Having a birthday in December used to frustrate me as a child. I would go to all these cool birthday parties during the year, but would have to wait until the end of the year to have my own. The days passed slowly as I waited. Now that I’m older, the days pass like lightning. I can’t believe I’m almost 51. My 50th year has certainly been a year of highs and lows. My husband spent time in the hospital and finally had questions answered about his health. My older son finished his freshman year of college and has a girlfriend now. (I really enjoyed meeting her the other weekend.) My younger son has progressed academically, received his learner’s permit, and now has his first job. And I have continued to write-through all my highs and lows.
I’ve come to a better understanding of the subject of today’s devotion (God’s Work Through Suffering) as well. It’s not a perfect understanding, but it’s better.
Romans 8:18 says, “I consider that our present sufferings are not worth comparing with the glory that will be revealed in us.”
This verse comforts me and gives me hope. I think I might need to memorize it for the next time life knocks me down. Because, in the midst of my husband getting answers about his health issues, he also went through a time of unemployment–the third time in three years. I asked a lot of questions. Why is this happening again? What did we do to deserve this? Why can’t we have stability in our lives?

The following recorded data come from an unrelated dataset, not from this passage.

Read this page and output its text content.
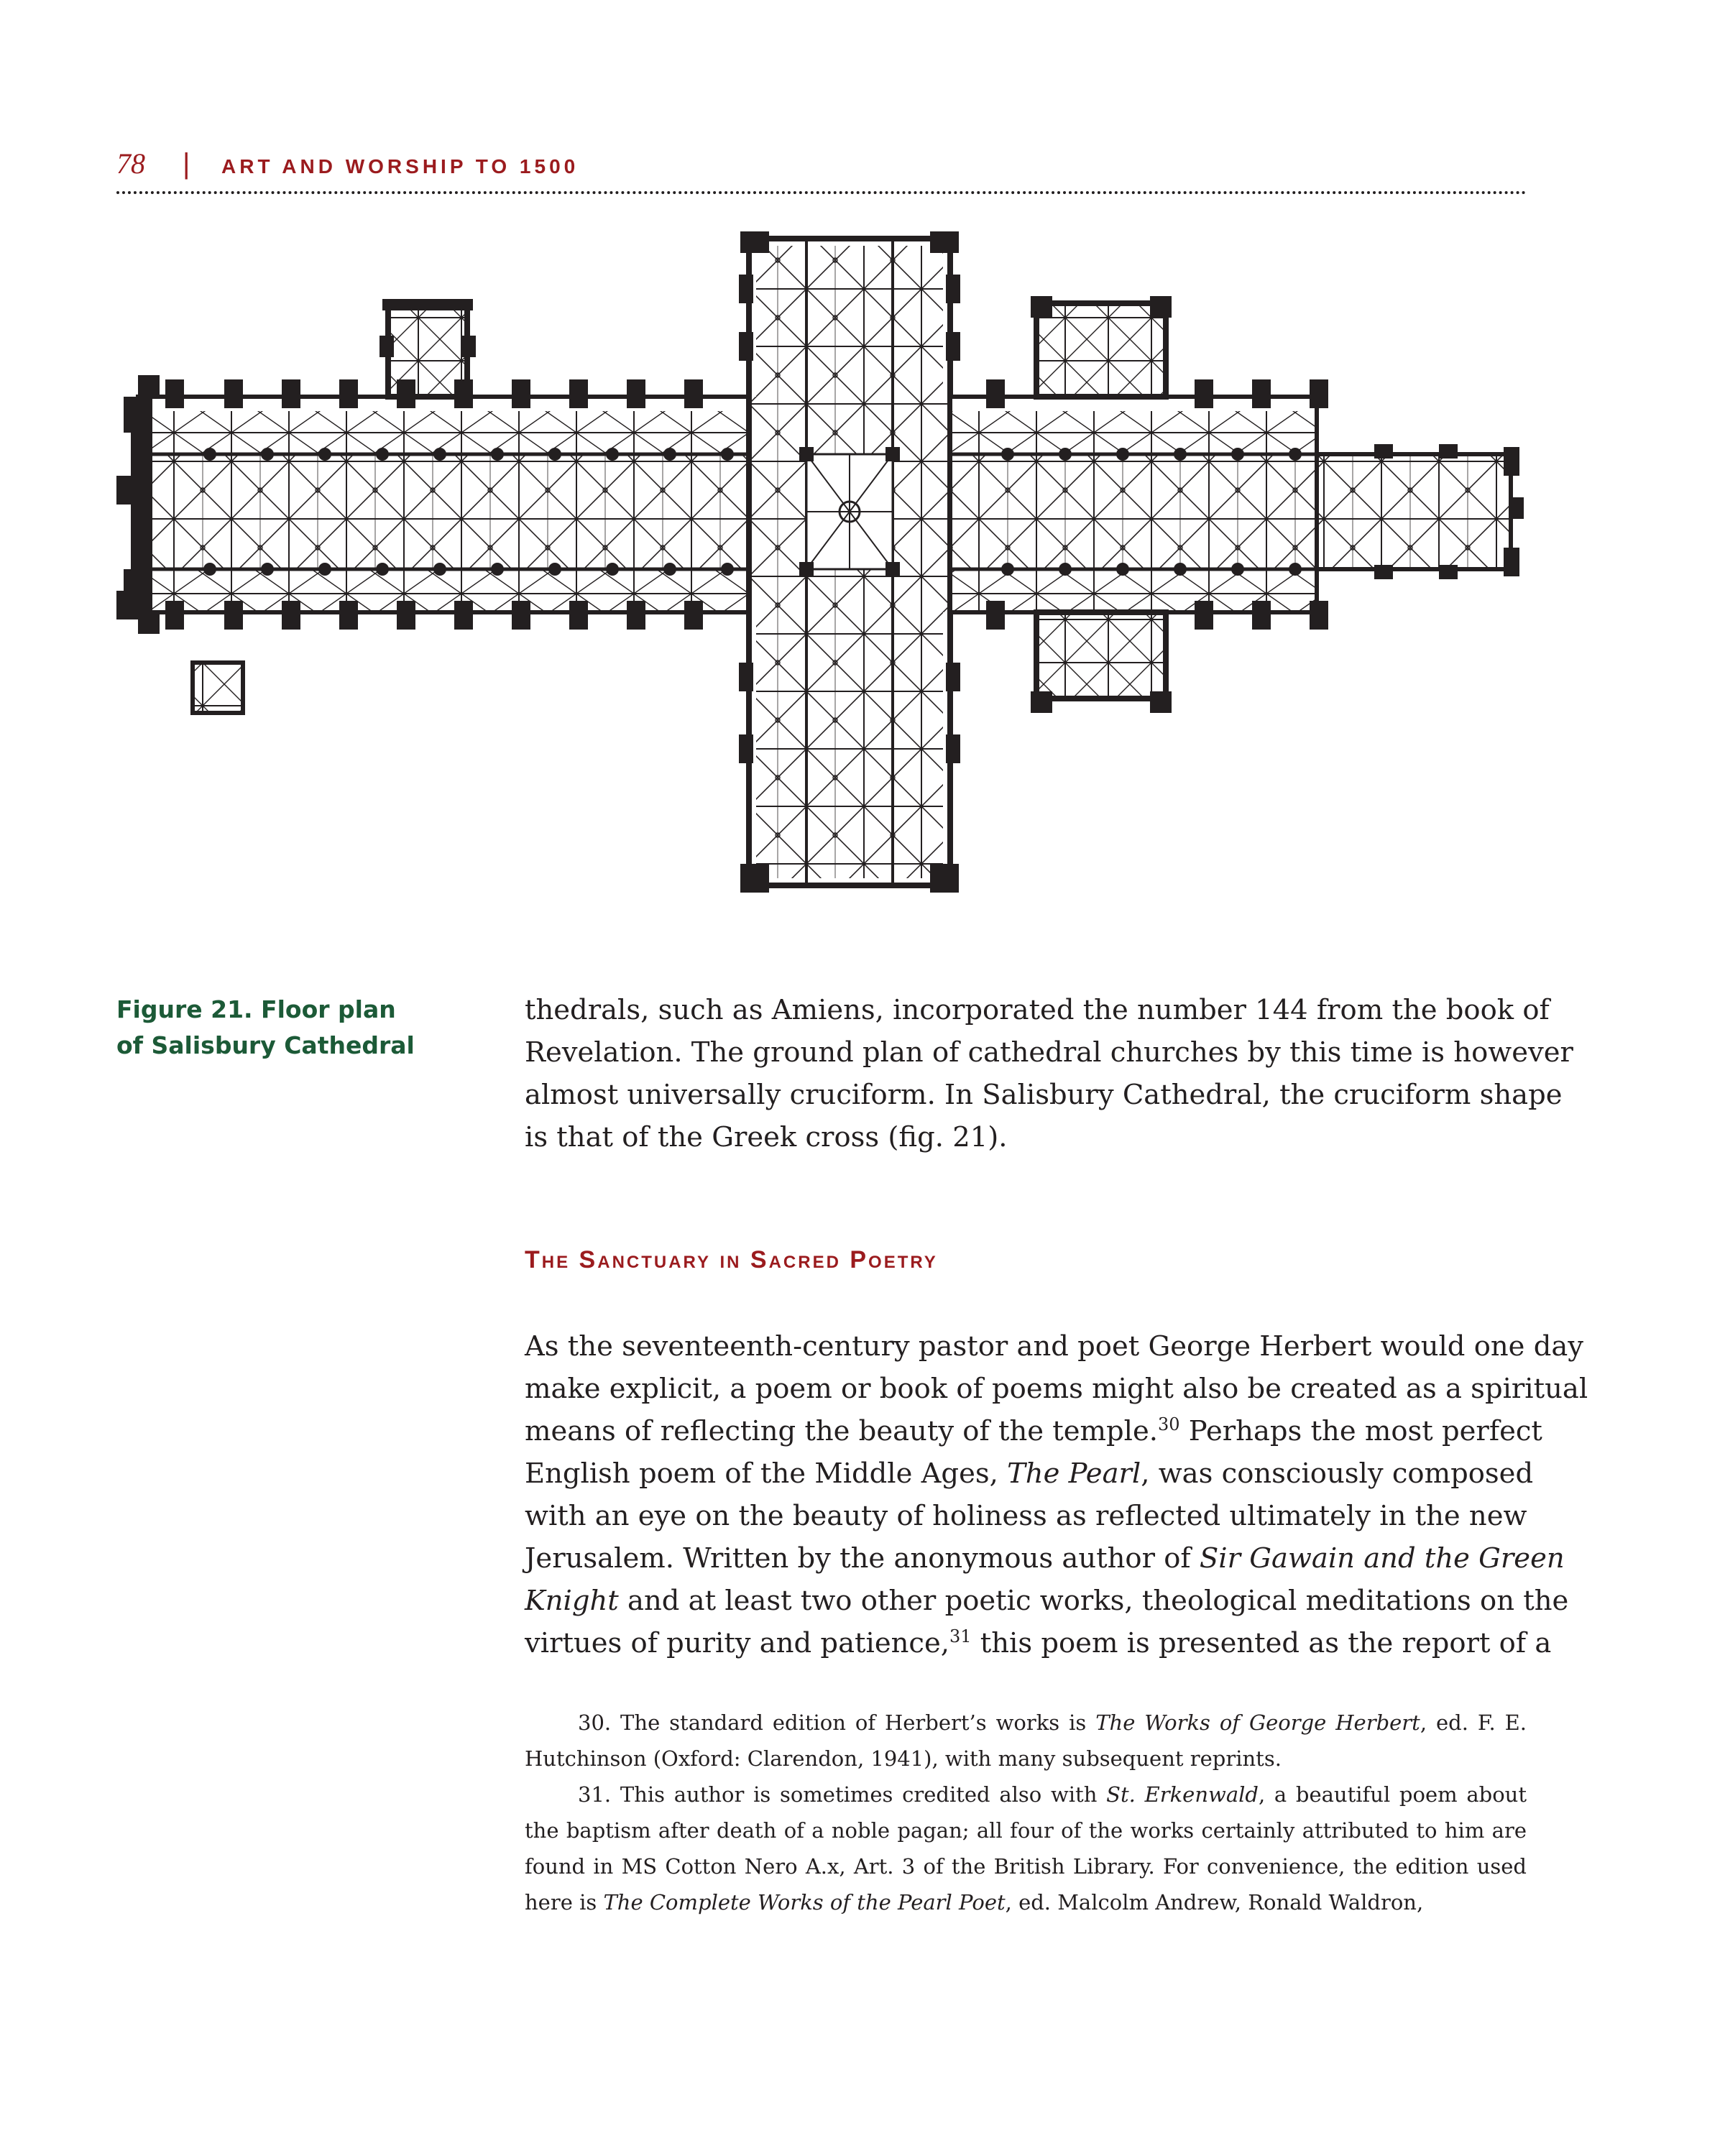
78 | ART AND WORSHIP TO 1500
Figure 21. Floor plan of Salisbury Cathedral
thedrals, such as Amiens, incorporated the number 144 from the book of
Revelation. The ground plan of cathedral churches by this time is however
almost universally cruciform. In Salisbury Cathedral, the cruciform shape
is that of the Greek cross (fig. 21).
The Sanctuary in Sacred Poetry
As the seventeenth-century pastor and poet George Herbert would one day
make explicit, a poem or book of poems might also be created as a spiritual
means of reflecting the beauty of the temple.$^{30}$ Perhaps the most perfect
English poem of the Middle Ages, The Pearl, was consciously composed
with an eye on the beauty of holiness as reflected ultimately in the new
Jerusalem. Written by the anonymous author of Sir Gawain and the Green
Knight and at least two other poetic works, theological meditations on the
virtues of purity and patience,$^{31}$ this poem is presented as the report of a

30. The standard edition of Herbert’s works is The Works of George Herbert, ed. F. E. Hutchinson (Oxford: Clarendon, 1941), with many subsequent reprints.

31. This author is sometimes credited also with St. Erkenwald, a beautiful poem about the baptism after death of a noble pagan; all four of the works certainly attributed to him are found in MS Cotton Nero A.x, Art. 3 of the British Library. For convenience, the edition used here is The Complete Works of the Pearl Poet, ed. Malcolm Andrew, Ronald Waldron,
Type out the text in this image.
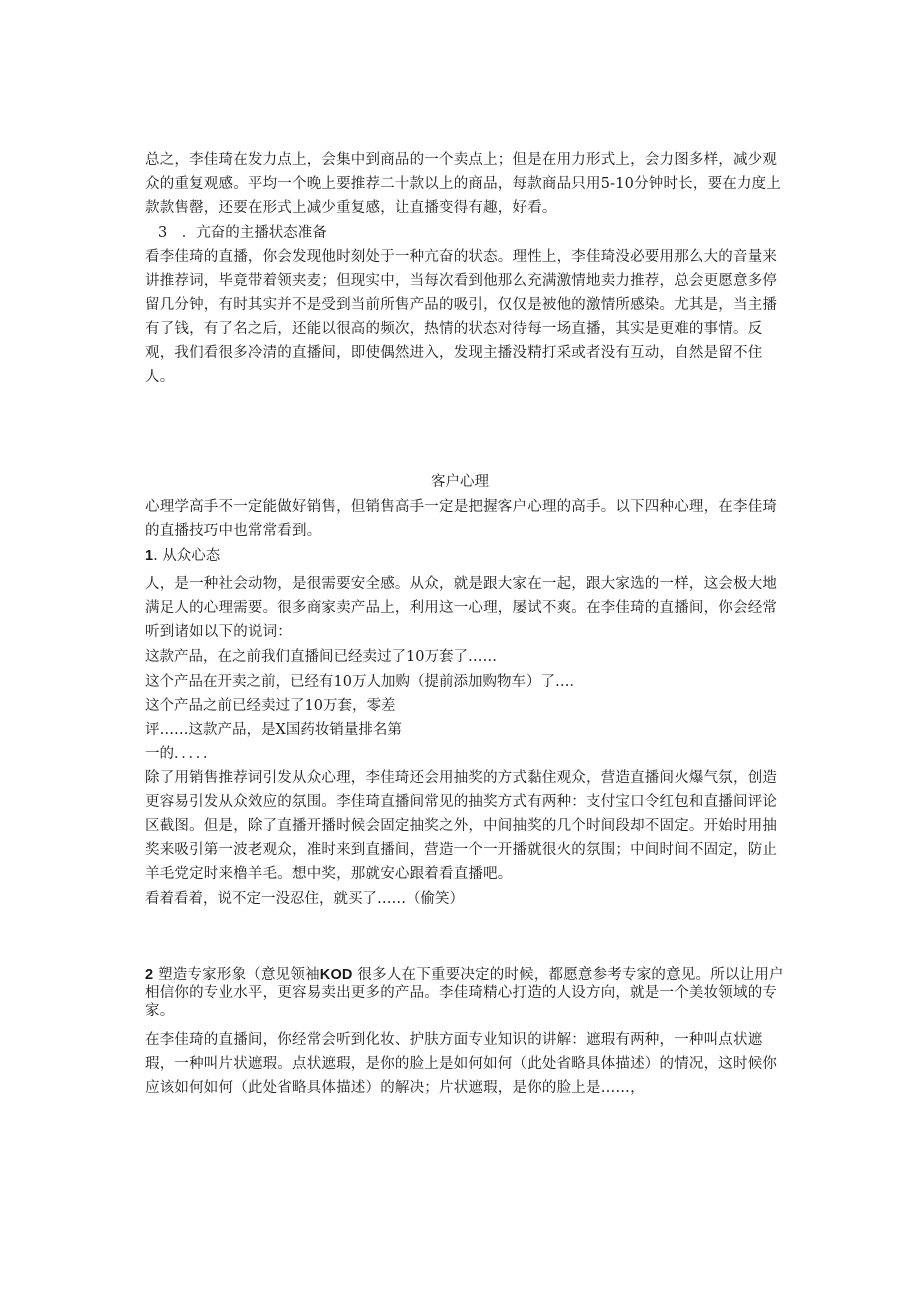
总之，李佳琦在发力点上，会集中到商品的一个卖点上；但是在用力形式上，会力图多样，减少观众的重复观感。平均一个晚上要推荐二十款以上的商品，每款商品只用5-10分钟时长，要在力度上款款售罄，还要在形式上减少重复感，让直播变得有趣，好看。

3　．亢奋的主播状态准备

看李佳琦的直播，你会发现他时刻处于一种亢奋的状态。理性上，李佳琦没必要用那么大的音量来讲推荐词，毕竟带着领夹麦；但现实中，当每次看到他那么充满激情地卖力推荐，总会更愿意多停留几分钟，有时其实并不是受到当前所售产品的吸引，仅仅是被他的激情所感染。尤其是，当主播有了钱，有了名之后，还能以很高的频次，热情的状态对待每一场直播，其实是更难的事情。反观，我们看很多冷清的直播间，即使偶然进入，发现主播没精打采或者没有互动，自然是留不住人。

客户心理

心理学高手不一定能做好销售，但销售高手一定是把握客户心理的高手。以下四种心理，在李佳琦的直播技巧中也常常看到。

1. 从众心态

人，是一种社会动物，是很需要安全感。从众，就是跟大家在一起，跟大家选的一样，这会极大地满足人的心理需要。很多商家卖产品上，利用这一心理，屡试不爽。在李佳琦的直播间，你会经常听到诸如以下的说词：

这款产品，在之前我们直播间已经卖过了10万套了……

这个产品在开卖之前，已经有10万人加购（提前添加购物车）了…．

这个产品之前已经卖过了10万套，零差

评……这款产品，是X国药妆销量排名第

一的．．．．．

除了用销售推荐词引发从众心理，李佳琦还会用抽奖的方式黏住观众，营造直播间火爆气氛，创造更容易引发从众效应的氛围。李佳琦直播间常见的抽奖方式有两种：支付宝口令红包和直播间评论区截图。但是，除了直播开播时候会固定抽奖之外，中间抽奖的几个时间段却不固定。开始时用抽奖来吸引第一波老观众，准时来到直播间，营造一个一开播就很火的氛围；中间时间不固定，防止羊毛党定时来橹羊毛。想中奖，那就安心跟着看直播吧。

看着看着，说不定一没忍住，就买了……（偷笑）

2 塑造专家形象（意见领袖KOD 很多人在下重要决定的时候，都愿意参考专家的意见。所以让用户相信你的专业水平，更容易卖出更多的产品。李佳琦精心打造的人设方向，就是一个美妆领域的专家。

在李佳琦的直播间，你经常会听到化妆、护肤方面专业知识的讲解：遮瑕有两种，一种叫点状遮瑕，一种叫片状遮瑕。点状遮瑕，是你的脸上是如何如何（此处省略具体描述）的情况，这时候你应该如何如何（此处省略具体描述）的解决；片状遮瑕，是你的脸上是……，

The answer came to me when I was writing my devotion for the devotion booklet I’ve been responding to for the last few weeks. ‘Because you will understand when others are going through the same thing.’ I realized God was right. Someone who has been at the same job for five years or ten or fifteen or twenty can’t understand the hopelessness and hurt of losing a job that provided for your family like someone who has been in the same situation.
Those thoughts give me comfort and hope that our time of suffering was not wasted. But, then the thought comes that brings me to my crucible, and I flinch back in shame. Have I walked with other people in their suffering, I mean, truly walked? Not only with other believers, but with those who don’t believe so I can share the reason for my hope. It’s easy to say we will pray, and yes, praying is important, but it’s just as important to show up in the midst of suffering. God does some of His best work there. We can’t tune out those who are suffering just because we have the promise of a better place. We need to walk with them and share about the hope we have in Jesus Christ.
God’s blessings on all of you today!